The formation of the United States of America, or rather, the choice to revolt against Great Britain was fueled by a core group of politicians who preferred a federalist government over the monarchy to whom they were paying taxes. Equal representation for the members of the population was a central concern of the federalists and a cornerstone of their beliefs.

Federalism

Federalism, in its most basic sense, is a form of government in which there is a balance of power between the local governments and the overarching national government. In the United States this manifested itself as the Articles of Confederation, which focused on the limiting of power in the Continental Congress. This form of government is the basis for the U.S. Constitution and all laws created thereafter. The initial stages of federalism lasted into the 1790s, when the first Federalist Party was founded by Alexander Hamilton.

John Marshall and Dual Federalism

Federalism, although well thought out at the time, did not anticipate several issues where individual states and federal government shared jurisdiction. U.S. Supreme Court Justice John Marshall took an active role in expanding the role of the national government in the early 19th century with decisions in cases like McCulloch v. Maryland and Gibbons v. Ogden.
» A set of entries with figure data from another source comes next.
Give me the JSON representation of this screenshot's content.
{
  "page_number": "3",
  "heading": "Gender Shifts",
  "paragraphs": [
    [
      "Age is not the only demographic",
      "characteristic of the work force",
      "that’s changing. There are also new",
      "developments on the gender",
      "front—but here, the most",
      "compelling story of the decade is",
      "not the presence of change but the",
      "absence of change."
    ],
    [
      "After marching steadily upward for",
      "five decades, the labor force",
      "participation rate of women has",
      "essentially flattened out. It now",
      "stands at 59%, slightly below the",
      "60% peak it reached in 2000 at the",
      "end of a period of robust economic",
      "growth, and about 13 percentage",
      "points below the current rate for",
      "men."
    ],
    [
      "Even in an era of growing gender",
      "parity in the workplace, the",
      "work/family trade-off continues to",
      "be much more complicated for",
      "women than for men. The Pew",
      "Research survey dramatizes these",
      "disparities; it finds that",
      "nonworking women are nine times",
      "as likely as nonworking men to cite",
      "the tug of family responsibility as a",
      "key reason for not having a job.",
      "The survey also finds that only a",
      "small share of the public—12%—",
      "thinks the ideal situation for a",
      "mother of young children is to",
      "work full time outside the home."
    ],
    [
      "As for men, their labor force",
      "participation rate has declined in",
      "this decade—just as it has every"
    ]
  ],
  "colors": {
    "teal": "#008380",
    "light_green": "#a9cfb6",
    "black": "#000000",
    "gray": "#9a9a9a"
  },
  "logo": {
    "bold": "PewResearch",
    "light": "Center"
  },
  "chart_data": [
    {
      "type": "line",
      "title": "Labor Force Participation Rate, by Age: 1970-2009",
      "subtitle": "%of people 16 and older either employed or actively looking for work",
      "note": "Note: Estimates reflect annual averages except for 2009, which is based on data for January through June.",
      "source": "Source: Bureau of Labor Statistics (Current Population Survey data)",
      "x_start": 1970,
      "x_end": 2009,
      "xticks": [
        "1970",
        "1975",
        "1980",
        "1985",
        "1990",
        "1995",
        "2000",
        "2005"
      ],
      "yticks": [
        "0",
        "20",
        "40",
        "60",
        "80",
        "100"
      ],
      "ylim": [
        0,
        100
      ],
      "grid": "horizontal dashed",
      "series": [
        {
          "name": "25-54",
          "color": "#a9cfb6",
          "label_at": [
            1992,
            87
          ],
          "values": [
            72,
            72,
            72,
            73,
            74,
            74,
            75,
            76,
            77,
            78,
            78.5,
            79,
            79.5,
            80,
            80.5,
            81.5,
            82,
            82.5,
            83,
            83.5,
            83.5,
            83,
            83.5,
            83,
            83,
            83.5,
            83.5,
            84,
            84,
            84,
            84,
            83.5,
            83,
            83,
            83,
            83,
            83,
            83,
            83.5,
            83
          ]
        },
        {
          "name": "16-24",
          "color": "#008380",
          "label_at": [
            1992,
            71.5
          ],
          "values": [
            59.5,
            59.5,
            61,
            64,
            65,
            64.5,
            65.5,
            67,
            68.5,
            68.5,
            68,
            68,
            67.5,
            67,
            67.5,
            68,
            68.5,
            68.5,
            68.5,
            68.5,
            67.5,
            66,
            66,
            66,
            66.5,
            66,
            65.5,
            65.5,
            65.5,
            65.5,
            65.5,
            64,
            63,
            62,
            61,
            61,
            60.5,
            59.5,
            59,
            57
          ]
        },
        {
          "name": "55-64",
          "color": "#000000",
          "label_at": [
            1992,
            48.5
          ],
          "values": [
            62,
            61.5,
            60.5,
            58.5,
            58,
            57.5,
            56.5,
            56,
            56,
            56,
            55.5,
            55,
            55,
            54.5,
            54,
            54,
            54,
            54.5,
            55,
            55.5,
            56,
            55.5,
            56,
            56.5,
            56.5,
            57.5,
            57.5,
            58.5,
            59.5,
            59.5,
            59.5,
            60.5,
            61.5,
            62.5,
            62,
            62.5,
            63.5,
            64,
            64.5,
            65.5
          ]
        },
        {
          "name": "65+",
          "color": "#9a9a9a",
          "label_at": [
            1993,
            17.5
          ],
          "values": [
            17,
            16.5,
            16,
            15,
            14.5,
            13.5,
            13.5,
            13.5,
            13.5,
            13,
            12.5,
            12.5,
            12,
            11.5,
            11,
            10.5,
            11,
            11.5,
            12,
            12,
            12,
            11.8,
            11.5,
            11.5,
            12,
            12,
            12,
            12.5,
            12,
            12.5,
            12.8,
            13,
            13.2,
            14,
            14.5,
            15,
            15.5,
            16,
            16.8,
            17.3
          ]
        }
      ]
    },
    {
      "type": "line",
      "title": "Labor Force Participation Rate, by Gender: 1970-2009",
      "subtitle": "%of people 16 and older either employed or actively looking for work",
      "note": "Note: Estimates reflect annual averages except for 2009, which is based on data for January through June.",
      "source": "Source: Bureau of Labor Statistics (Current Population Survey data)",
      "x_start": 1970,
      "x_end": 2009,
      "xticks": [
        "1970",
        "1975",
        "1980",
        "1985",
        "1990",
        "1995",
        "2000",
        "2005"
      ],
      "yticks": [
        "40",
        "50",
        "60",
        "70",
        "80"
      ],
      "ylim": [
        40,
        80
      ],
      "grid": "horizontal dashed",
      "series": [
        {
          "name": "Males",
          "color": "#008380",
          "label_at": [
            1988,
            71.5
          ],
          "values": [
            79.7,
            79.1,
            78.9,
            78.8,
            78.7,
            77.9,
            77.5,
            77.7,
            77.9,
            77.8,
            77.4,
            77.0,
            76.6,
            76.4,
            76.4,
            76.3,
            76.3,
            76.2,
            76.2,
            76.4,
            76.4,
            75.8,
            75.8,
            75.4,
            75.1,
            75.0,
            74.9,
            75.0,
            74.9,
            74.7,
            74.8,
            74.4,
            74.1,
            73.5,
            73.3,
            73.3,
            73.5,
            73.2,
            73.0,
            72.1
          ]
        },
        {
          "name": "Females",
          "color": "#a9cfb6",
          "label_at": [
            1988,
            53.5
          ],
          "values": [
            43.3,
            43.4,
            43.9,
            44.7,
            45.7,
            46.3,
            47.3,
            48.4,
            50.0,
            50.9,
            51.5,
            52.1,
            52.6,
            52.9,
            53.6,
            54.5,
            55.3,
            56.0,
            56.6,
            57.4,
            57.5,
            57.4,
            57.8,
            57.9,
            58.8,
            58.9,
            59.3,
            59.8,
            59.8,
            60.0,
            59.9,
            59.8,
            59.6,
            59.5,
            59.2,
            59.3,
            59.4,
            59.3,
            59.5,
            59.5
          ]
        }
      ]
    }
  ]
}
Roger B. Taney, Justice Marshall's successor on the bench, felt differently and his decisions pushed the federal government back to only the powers enumerated in the Constitution. This "dual" federalism lasted through 1933.

Cooperative Federalism

The onset of the Great Depression spelled the end of duel federalism. The "New Deal" implemented by President Franklin Roosevelt expanded federal government further into the lives of the citizens than it ever had been before. This new cooperative federalism raised local governments to the same level of importance as state and federal government. Also during this period, the federal government gained more control over funding by introducing a grants system where the federal government controlled which principalities got funding whereas this used to be controlled by the states.

New Federalism

With the election of Ronald Reagan to the office of president in 1981 came the introduction of new federalism. This was seen as a return of states' rights. The grant distribution rights that had been taken away in the New Deal were partially restored when Reagan implemented "block grants," which the states were allowed to distribute at their on discretion.